十八岁的他收到了录取通知,兴奋地告诉她他要去京市,荀卉即便是在梦里也没能问他为什么不留下,只是违心地祝福他,她醒后才发觉无比滑稽,事实是梁修齐去京市根本没有告知过她,梦里的画面仿佛在提醒她她愤愤不平这么多年只是为了一句无关紧要的通知,根本不是。
她扒拉着残留一点温度的米饭,打开软件翻看下周工作计划,感恩节是下周25号,荀卉公司为了感恩节策划已经忙活了小半个月,感恩节后还无缝衔接了更为盛大的圣诞节策划,她在心里大骂铺张浪费过洋节的资本主义。
然而比感恩节更先到来的是荀卉外婆的死讯。
荀卉的工作堆积成山,一上午忙得没有时间看手机,午休时间才点开微信,妈妈的头像被工作群聊压在下面,红色气泡孤零零地显着数字。
妈妈的消息很简短,只说外婆去世了,其他的没提。
荀卉眼泪滴在屏幕上,她慌忙用手去擦,可是眼泪越擦越多,手指滑动了屏幕,切到了其他界面,她急忙按下关机键,屏幕暗下来,她与被困在黑暗里手足无措的另一个自己对视。
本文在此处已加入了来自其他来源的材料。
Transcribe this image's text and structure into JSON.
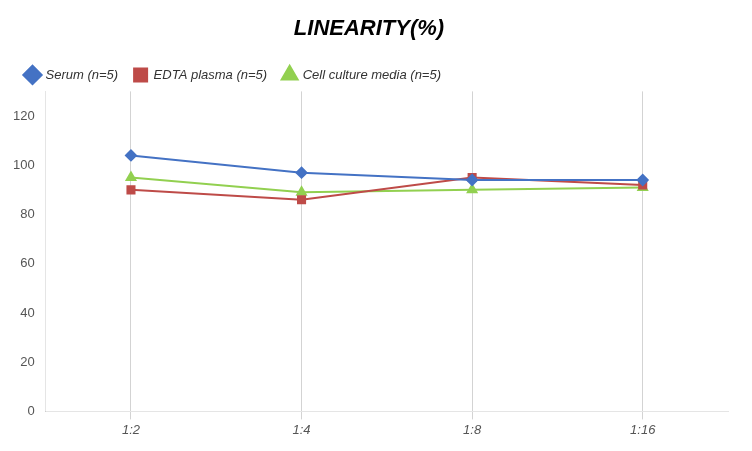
{
  "chart_data": {
    "type": "line",
    "title": "LINEARITY(%)",
    "categories": [
      "1:2",
      "1:4",
      "1:8",
      "1:16"
    ],
    "series": [
      {
        "name": "Serum (n=5)",
        "color": "#4472C4",
        "marker": "diamond",
        "values": [
          104,
          97,
          94,
          94
        ]
      },
      {
        "name": "EDTA plasma (n=5)",
        "color": "#BE4B48",
        "marker": "square",
        "values": [
          90,
          86,
          95,
          92
        ]
      },
      {
        "name": "Cell culture media (n=5)",
        "color": "#92D050",
        "marker": "triangle",
        "values": [
          95,
          89,
          90,
          91
        ]
      }
    ],
    "ylim": [
      0,
      130
    ],
    "yticks": [
      0,
      20,
      40,
      60,
      80,
      100,
      120
    ],
    "grid": "x",
    "legend": "top"
  }
}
她用纸巾胡乱擦了两下脸后去楼下给妈妈打电话,迎面撞上取外卖的祁衍,她把头低了低,避开他的视线。
“外婆昨晚在家摔了一跤,当时就走了,”荀母的声音里是掩饰不住的哀伤,“医生说她走的不痛苦,你工作忙就不用回来了。”
荀卉回说“知道了”,两端沉默,她等了叁秒按下挂断键。
祁衍回到工位,确信自己刚才没有看错,荀卉眼角发红,大概是哭过。
他很清楚自己自己身为一个炮友,没有关心她的资格,他更没有自作多情地认为打了两炮以后就能在她的生活里乱转,在荀卉眼里他仍是一个需要她戴上社交面具应对的人。
于是他望着和荀卉的聊天框发呆。
“今晚可以去你家吗?”聊天框里弹来消息,似乎是感应到他热切的注视,抛给他一粒糖。
祁衍立刻回“好”,对面再也没有回复。
荀卉一整天的工作效率奇高,她强迫自己投入工作,人的大脑无法执行不想的指令,一旦闲下来她就会想起外婆,被尘封许久的记忆像长了翅膀的钥匙,一扇一扇地敲门,门会开,但不是现在。
连杨晋都看出她情绪低迷,似乎是懒得苛责,板着脸批准她踩点下班,荀卉艰难扯了个笑道谢。
下了负二层到停车场,她抱着包蹲在祁衍的车门边,包扣硌着她的肋骨,她任由那一块钝痛。
荀卉眼神定在灰尘堆积的一个角落胡思乱想,停车场好像冰箱,她好像一盘馊掉的菜,来往的人用钥匙唤醒车辆,没有人要带走她。
“我来晚了,不好意思。”祁衍的影子压在她身上,气息有些急,可能是跑过来的,荀卉忘记有没有听到他的脚步声。